第9話 エルフと共同生活

 川辺のシェルターに帰還するのはやめた。

 別にあの場所にことさら思い入れがあるわけでもない。


 ミスティアにもっと手ごろな場所は無いかと聞いたところ、あるという答えが返ってきたのでそちらに向かった。

 少し木々の間が広く、石ころの少ない平らな地面がある場所。テントサイトにできそうなロケーションだ。


「いいね」


「そうでしょ。じゃあ私は魔物避けをこの辺りに仕掛けてくるわ。変わった紋章がある木は、伐らないでね」


「分かった」


 ミスティアはテントとターフ、それにハンモックなどで暮らしていたそうだ。魔獣から隠れる為の魔法の仕掛けがあったが、あの怪鳥はそれを偶然壊してミスティアの拠点を荒らし、そのまま沐浴中のエルフに狙いを定めた、らしい。


『それでもソウジロウに助けてもらえたんだから、私の幸運は健在ですとも』


 とは、ミスティアらしい感想だった。


 さて、俺達はここから新しい拠点を作るつもりだ。

 ミスティアもさすがサバイバルには手慣れているようで、意見は一致している。


「じゃあ私向こうにするね」


 彼女が指差したのは一〇メートルほど離れた場所だった。


「ああ、ちょっと待った。ミスティアの隠し倉庫は、毛布くらいしか予備の布は入れてなかったんだろう? 魔物避けのお礼に、俺が壁と天井くらい用意するよ」


「いいの? いちばん大変なところ……っていうか、それがあったらほぼ完成してるけど」


「いいさ。まだ昼にもなってない時間だ。〈クラフトギア〉ならふたり分くらい余裕だし、もっと神器に慣れておきたいんだ」


 落ちている枝木は、まだ立っている生木より硬さが落ちる。ミスティアは、それを拾い集めて魔法で加工するつもりだったらしい。

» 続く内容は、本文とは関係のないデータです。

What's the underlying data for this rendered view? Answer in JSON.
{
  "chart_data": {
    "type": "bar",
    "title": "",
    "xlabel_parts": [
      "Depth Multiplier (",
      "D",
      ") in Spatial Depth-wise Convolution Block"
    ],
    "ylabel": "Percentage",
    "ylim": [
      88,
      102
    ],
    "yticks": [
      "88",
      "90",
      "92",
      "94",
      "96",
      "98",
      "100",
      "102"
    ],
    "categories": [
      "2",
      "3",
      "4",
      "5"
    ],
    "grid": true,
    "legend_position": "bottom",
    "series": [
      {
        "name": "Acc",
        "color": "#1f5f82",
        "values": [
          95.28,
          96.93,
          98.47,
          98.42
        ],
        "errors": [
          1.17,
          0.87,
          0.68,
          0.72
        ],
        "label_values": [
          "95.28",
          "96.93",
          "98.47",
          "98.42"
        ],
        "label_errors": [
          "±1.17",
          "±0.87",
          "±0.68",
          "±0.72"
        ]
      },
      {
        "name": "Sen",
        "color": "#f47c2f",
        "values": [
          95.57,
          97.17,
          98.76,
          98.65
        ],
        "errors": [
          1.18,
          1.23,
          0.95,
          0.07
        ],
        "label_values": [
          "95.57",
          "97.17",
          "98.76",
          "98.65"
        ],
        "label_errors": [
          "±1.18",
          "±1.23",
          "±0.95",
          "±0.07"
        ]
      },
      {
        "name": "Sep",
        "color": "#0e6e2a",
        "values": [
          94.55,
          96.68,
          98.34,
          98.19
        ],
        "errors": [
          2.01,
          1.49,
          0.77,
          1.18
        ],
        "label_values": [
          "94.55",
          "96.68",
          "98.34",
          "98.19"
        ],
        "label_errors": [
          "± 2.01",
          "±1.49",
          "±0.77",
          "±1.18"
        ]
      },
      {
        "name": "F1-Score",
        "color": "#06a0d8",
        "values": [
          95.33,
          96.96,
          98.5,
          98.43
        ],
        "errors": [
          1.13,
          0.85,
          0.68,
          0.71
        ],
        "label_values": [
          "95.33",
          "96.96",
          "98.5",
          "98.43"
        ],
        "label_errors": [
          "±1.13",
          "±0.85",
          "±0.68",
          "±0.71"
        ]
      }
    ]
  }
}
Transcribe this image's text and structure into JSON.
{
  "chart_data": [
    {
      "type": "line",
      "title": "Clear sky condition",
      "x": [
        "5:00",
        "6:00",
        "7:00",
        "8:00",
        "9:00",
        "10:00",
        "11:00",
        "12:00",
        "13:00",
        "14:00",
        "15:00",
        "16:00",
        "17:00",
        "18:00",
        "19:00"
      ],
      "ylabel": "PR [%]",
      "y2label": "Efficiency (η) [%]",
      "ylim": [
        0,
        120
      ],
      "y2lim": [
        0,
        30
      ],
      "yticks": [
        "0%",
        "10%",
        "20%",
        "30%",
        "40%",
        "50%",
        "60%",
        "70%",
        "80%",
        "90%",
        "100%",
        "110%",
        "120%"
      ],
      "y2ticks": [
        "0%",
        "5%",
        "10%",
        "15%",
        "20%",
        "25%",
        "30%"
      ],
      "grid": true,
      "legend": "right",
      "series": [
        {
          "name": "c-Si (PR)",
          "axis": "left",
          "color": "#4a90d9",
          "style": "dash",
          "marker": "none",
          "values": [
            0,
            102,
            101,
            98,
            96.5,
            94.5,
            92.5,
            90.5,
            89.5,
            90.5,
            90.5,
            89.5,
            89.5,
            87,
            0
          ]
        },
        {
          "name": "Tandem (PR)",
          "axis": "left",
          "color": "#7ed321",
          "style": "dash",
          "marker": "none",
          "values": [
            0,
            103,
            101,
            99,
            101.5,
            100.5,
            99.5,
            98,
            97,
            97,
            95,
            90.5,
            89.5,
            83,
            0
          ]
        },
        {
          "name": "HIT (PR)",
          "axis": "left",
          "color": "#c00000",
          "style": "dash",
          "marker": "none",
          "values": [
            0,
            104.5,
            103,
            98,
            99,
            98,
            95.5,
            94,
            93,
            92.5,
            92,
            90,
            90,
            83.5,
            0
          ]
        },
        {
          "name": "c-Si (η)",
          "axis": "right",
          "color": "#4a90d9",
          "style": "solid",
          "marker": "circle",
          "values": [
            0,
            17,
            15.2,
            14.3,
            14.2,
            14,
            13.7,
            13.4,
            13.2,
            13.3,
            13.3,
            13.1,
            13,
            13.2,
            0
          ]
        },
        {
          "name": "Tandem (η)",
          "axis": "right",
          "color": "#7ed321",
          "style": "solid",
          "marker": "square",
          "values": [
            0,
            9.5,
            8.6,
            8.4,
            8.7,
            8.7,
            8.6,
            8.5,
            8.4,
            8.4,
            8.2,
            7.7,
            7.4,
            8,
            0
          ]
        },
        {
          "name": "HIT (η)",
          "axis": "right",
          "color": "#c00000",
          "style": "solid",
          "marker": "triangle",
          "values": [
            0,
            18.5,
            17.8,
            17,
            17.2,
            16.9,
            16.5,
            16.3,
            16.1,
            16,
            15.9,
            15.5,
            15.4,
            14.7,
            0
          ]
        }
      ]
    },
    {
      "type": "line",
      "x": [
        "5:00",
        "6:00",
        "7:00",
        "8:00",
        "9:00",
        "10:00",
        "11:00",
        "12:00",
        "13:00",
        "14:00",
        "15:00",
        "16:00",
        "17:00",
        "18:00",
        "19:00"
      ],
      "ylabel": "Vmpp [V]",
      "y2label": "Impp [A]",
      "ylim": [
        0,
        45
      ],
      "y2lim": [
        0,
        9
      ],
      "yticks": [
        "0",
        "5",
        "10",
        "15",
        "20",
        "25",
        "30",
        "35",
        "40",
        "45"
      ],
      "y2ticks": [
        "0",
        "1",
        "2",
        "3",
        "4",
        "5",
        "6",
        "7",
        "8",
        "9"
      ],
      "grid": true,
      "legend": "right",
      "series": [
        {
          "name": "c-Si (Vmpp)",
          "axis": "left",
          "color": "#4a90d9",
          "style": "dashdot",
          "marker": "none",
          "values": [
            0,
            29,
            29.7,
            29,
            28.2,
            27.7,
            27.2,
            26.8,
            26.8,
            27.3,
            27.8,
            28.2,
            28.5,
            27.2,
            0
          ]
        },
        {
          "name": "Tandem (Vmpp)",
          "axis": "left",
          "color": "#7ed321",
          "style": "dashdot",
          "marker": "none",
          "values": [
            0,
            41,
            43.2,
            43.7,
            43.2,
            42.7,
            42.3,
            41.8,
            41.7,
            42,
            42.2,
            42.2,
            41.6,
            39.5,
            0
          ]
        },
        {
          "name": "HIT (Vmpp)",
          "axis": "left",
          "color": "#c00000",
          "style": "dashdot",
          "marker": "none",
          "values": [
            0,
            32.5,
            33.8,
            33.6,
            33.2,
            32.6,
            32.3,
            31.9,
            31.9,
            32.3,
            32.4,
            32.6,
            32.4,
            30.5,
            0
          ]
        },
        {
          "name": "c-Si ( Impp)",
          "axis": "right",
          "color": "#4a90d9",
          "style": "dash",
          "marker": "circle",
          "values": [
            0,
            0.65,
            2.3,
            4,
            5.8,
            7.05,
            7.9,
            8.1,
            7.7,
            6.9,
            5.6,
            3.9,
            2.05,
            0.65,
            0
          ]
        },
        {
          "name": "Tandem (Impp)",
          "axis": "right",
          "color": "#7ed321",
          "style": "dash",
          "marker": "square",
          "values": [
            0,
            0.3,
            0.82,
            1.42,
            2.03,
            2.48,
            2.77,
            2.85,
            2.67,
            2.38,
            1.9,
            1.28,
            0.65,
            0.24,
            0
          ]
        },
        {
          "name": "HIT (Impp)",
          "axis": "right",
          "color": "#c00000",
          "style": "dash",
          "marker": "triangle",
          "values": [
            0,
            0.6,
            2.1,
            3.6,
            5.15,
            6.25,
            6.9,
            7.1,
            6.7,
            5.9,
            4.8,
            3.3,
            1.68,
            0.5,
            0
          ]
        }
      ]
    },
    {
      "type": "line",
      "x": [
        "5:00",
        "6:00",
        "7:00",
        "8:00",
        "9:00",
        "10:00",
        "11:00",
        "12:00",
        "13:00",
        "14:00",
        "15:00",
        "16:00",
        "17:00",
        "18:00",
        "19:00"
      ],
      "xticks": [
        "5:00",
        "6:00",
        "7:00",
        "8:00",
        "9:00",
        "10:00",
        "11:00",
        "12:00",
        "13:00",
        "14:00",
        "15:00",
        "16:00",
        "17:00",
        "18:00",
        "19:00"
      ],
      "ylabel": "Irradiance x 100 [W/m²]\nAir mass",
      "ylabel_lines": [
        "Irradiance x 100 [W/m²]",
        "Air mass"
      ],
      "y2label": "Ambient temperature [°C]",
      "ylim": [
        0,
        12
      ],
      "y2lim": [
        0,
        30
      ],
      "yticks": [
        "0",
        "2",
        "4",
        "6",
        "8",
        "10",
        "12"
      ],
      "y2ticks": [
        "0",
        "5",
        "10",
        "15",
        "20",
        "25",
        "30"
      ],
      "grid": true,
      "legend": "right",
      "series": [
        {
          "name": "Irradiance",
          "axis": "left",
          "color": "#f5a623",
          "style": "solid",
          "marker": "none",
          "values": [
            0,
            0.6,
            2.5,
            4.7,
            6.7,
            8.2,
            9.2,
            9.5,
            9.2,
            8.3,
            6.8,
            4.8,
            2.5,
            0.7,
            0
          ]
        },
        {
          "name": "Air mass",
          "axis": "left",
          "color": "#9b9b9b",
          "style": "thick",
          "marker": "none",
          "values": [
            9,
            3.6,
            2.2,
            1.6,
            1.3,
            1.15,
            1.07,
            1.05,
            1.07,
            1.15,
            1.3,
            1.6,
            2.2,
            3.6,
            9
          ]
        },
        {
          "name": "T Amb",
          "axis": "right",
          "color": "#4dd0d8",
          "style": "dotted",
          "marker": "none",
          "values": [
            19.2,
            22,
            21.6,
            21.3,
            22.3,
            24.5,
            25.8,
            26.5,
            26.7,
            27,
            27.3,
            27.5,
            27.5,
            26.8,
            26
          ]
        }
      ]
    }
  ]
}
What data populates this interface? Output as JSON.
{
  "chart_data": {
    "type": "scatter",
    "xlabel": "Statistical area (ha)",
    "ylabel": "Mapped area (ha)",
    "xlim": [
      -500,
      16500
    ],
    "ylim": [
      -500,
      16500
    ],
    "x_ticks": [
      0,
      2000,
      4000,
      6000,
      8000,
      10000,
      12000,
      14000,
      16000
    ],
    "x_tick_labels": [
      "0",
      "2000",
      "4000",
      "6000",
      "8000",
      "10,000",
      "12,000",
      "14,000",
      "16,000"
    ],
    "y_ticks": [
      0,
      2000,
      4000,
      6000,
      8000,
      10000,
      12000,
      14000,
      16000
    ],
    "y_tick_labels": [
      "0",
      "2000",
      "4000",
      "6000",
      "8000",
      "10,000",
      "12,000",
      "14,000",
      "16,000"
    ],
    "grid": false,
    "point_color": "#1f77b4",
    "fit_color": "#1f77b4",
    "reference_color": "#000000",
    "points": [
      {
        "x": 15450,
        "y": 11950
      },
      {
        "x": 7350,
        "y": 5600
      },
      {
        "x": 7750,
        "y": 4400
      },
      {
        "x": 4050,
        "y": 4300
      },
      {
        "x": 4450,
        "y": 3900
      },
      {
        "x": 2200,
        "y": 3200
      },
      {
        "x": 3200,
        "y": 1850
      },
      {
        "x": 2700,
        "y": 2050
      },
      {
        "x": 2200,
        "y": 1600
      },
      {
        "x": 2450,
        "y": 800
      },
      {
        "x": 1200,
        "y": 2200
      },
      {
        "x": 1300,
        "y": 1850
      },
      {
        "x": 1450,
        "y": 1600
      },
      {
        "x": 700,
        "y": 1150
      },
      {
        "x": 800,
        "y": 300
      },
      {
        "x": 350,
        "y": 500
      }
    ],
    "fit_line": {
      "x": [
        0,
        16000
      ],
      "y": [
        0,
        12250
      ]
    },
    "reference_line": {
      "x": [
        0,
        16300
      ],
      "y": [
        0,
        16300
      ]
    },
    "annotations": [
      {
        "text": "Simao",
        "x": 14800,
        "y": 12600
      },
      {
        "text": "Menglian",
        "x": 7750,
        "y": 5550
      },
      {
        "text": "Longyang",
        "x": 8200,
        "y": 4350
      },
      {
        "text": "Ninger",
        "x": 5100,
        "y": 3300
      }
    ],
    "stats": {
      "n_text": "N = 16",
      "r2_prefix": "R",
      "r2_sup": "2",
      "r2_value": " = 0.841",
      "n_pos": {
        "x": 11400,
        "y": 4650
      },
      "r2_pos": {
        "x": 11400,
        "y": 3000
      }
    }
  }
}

 それに比べて〈クラフトギア〉なら、拾い集めるまでもなく立木を伐って板を作ることすらできる。適材適所だ。


「私にできることがあったら、なんでも言ってね」


「そうするよ」





 新しいシェルターは、もっと〈クラフトギア〉の力を活かして作ることにした。昨日作ったものは、サバイバルには最適だった。ナイフ一本あれば作れるものの範疇を超えていない。できるだけ小さくして、省力化していた。


 しかし神器の力を考えれば、ナイフ一本どころか、ホームセンターが近くにあると思っても問題無さそうだ。工房工具クラフトギアが作れる規模に、制作物を大きくしよう。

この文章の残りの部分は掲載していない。